EU Parliament Pushes for Pharmaceutical Independence, Boosting Local Production and Supply Resilience

January 20, 2026
EU Parliament Pushes for Pharmaceutical Independence, Boosting Local Production and Supply Resilience
  • The framework highlights potential benefits for medicines for rare diseases, antimicrobials, and high-cost or highly specialized treatments.

  • Scholars propose reducing eligible countries for joint procurement to five, down from nine in the original proposal.

  • The European Parliament approves a resolution to strengthen EU pharmaceutical self-sufficiency and competitiveness, prioritizing strategic industrial projects and funding within the current and upcoming multiannual financial framework to reduce dependence on non-EU manufacturers.

  • Public procurement should favor producers with a significant share of critical medicines made in the EU, and voluntary cross-border joint procurement could improve supply for rare diseases, antimicrobials, and high-cost treatments, with a minimum of five countries participating.

  • The package includes creating EU-based strategic projects to build or modernize manufacturing capacity, with preferential funding and obligations for beneficiaries to prioritize EU supply.

  • Context shows a March 2025 Commission proposal to regulate critical medicines to strengthen availability—especially antibiotics, insulin, vaccines, and chronic-disease drugs—and to address market failures linked to manufacturing issues, including active ingredient shortages.

  • The initiative notes that more than half of reported shortages stem from manufacturing problems, underscoring the need for regulatory action to secure access.

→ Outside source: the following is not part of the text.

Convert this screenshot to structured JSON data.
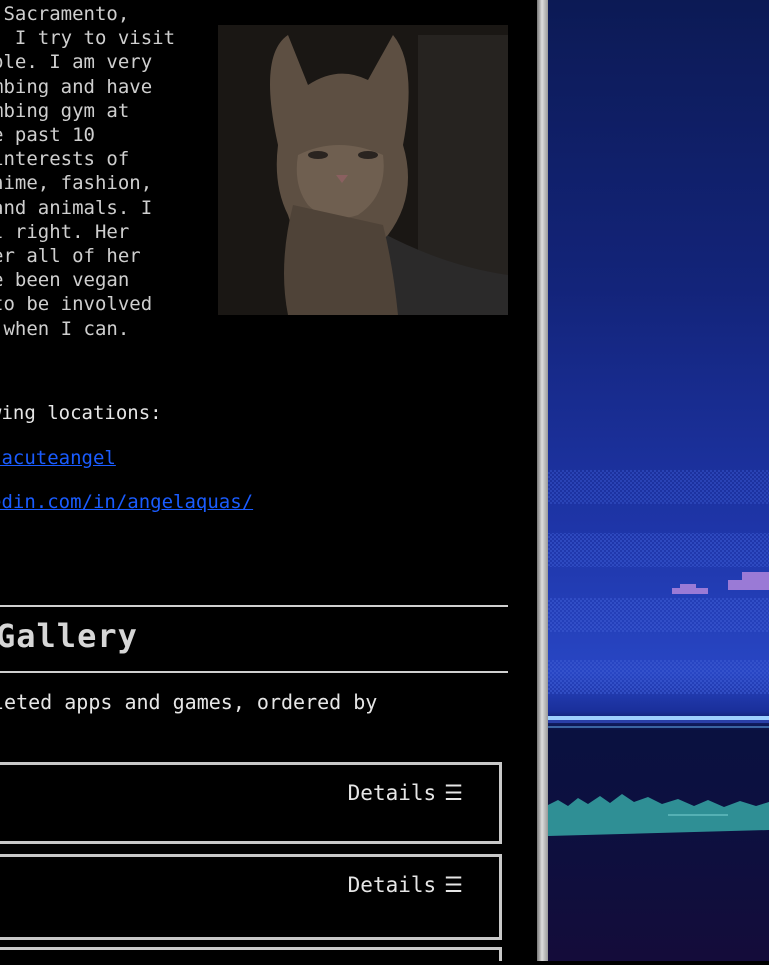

  • The resolution aligns with the Commission’s March 2025 initiative to catalog critical medicines and reinforce supply resilience across the EU.

  • MEPs call for an EU coordination mechanism for national stockpiles and contingency stocks, with the Commission empowered to redistribute medicines between member states during shortages or disruptions.

  • There will be stronger coordination of national stockpiles and an EU mechanism to reallocate medicines as needed to mitigate shortages.

  • The next step is for Parliament to begin negotiations with EU governments to finalize the regulation and move toward formal adoption.

  • The proposal aims to improve access to medicines of common interest by addressing market failures while focusing on production reliability and crisis readiness.